Guru Dutt revives the martyr-style mis-en-scene in the reprise of “Yeh Duniya Agar Mil Bhi Jaaye” at the famous finale of the film! The scene has got to be one of the all-time greatest of Hindi cinematic history. For this and about a million other reasons, Pyaasa is absolutely mandatory classic Bollywood viewing!

-Mrs. 55

How to Play the Awkward Miffed Lover

It happens to everyone at some point. We all hate this situation. You land the girl of your dreams, you take her to a fancy dinner party, and just when everything is going your way, her ex-lover crashes the scene. With the heavenly voice of a playback singer, the new contender bursts into dramatic song, calling out his passion with your girl in front of EVERYONE.

Plus, the more the song goes on, the more you realize you’re trapped–any interruption would only backfire. And on top of it, your girl is getting embarrassingly emotional.

So what to do? It’s clear everyone in the audience is just cheering for those two to reunite, leaving YOU with the ugly villain label. The rules of the game prevent you from simply cutting the song off short—you have no option but to helplessly be made a fool. It’s such an unfair tactic, and heroes of Bollywood films LOVE to use it.

In times like these, we reflect on the inspiring behavior of greater men. They too were placed in these compromising and uncomfortable situations. Each one had their own style, their own method of handling the filmi fire life dealt them.

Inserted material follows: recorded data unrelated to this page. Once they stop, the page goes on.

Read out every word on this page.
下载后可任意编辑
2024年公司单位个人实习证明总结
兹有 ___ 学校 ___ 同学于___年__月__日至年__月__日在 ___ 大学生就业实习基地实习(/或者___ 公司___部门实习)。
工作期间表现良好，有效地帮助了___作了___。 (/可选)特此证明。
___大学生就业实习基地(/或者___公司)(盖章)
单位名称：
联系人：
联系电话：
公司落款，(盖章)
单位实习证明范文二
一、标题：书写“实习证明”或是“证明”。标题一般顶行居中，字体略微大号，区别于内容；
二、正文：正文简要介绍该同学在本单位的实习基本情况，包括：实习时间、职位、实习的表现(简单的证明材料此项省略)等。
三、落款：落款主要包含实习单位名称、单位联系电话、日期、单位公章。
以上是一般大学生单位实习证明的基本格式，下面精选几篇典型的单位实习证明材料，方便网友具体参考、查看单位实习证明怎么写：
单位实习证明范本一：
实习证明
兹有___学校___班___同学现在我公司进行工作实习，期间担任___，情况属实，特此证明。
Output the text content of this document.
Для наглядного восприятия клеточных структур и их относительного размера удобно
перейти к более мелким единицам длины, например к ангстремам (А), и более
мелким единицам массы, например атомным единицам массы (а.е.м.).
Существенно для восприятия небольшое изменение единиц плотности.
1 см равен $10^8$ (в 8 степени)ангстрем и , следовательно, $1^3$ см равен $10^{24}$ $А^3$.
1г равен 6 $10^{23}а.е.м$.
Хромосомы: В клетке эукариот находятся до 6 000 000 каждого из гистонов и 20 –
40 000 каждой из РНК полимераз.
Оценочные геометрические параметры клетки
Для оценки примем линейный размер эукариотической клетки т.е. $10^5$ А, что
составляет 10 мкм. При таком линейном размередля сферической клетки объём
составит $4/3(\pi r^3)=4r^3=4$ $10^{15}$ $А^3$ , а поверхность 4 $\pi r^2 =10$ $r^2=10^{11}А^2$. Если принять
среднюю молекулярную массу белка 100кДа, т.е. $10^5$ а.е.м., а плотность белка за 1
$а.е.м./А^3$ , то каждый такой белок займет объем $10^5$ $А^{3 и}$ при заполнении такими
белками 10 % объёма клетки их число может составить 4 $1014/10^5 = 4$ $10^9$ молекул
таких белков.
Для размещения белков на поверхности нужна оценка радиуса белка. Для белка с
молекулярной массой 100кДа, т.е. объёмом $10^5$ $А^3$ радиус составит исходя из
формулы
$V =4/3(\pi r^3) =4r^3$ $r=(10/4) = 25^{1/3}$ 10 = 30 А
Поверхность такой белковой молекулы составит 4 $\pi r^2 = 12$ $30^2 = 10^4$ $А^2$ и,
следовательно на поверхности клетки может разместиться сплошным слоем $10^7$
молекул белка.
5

As I see it, you have five main options to choose from. Let us examine their protocols below.

The Vinod Khanna: Get Angry

During the beautiful love ode “Koi Nazarana Lekar” from Aan Milo Sajna (1970), Vinod Khanna shoots daggers from his eyes at the shameless flirt Rajesh Khanna.

Option 1. Get angry. It’s bad enough that you showed up to this event in a lime green tuxedo. Complete the look and let your face turn pea green with envy. Who cares who judges you? Be a party-pooper and scowl your way through the song, sucking the joy out of everyone else’s fun.

The Rehman: Blush

Ugh. Nothing worse than having your own crimes turned into public poetry. Although it’s a black-and-white film, you can see Rehman turn a hot pink during Guru Dutt’s classic lament “Jaane Woh Kaise” from Pyaasa (1957).

Option 2. Blush. You’re guilty and there’s no hiding it. Don’t make eye contact with anyone! Instead, mentally review the cquestionable ethical decisions you took along the path that led you to this debacle. You will realize what a jerk you’ve been, and although you have to stay the course, colour will rise to your cheeks.

The Raj Kapoor: Play it off as a joke

Always a goofball, Raj Kapoor attempts valiantly to make light of the humiliating situation wrought by Dilip Kumar singing “Jhoom Jhoom Ke” from Andaz (1949).

Option 3. Play it off as a joke. You’re at a dinner party, after all and this is no time to aggravate the situation. Keep that bow-tie straight and act casual. With enough non-chalance, maybe the party-goers will think it’s only a bit of fun among friends?

The Rishi Kapoor: Give up

Horror and resignation overwhelm Rishi Kapoor’s face during Tariq’s performance of “Kya Hua Tera Wada” from Hum Kisise Kam Nahin (1979)

Option 4. Give up. Just give up. How could you have not known of this beautiful subverted love story earlier? This is entirely your fault. You’re overwhelmed with moral guilt and regret–do the righteous thing and withdraw your nomination from the ballet entirely. In this way, you can quickly drop the villain label and return to your proper place as hero!

The Pran: Enjoy the show

Pran doesn’t ruffle a feather during Shammi Kapoor’s heartfelt and passionate “Dil Ke Jharoke” from Brahmachari (1968). But hey, when you’re as devastatingly sophisticated as Pran, you wouldn’t have time for these amateurs either.

Option 5. Enjoy the show. After all, who’s worried? This other guy has nothing on you, you suave gift to womankind.  Keep the entertainment coming! Oh, I’m sorry, honey, are you crying? Here, take my silk handkerchief. You might need it.

So the next time you hear the tinkerings of a tragic song start on the piano behind you, don’t panic. There is a way out! Just pick an approach from the textbook of Hindi films. If classic Bollywood has taught us anything about these moments, it’s that they can and will happen all the time. Tell us whose approach YOU prefer!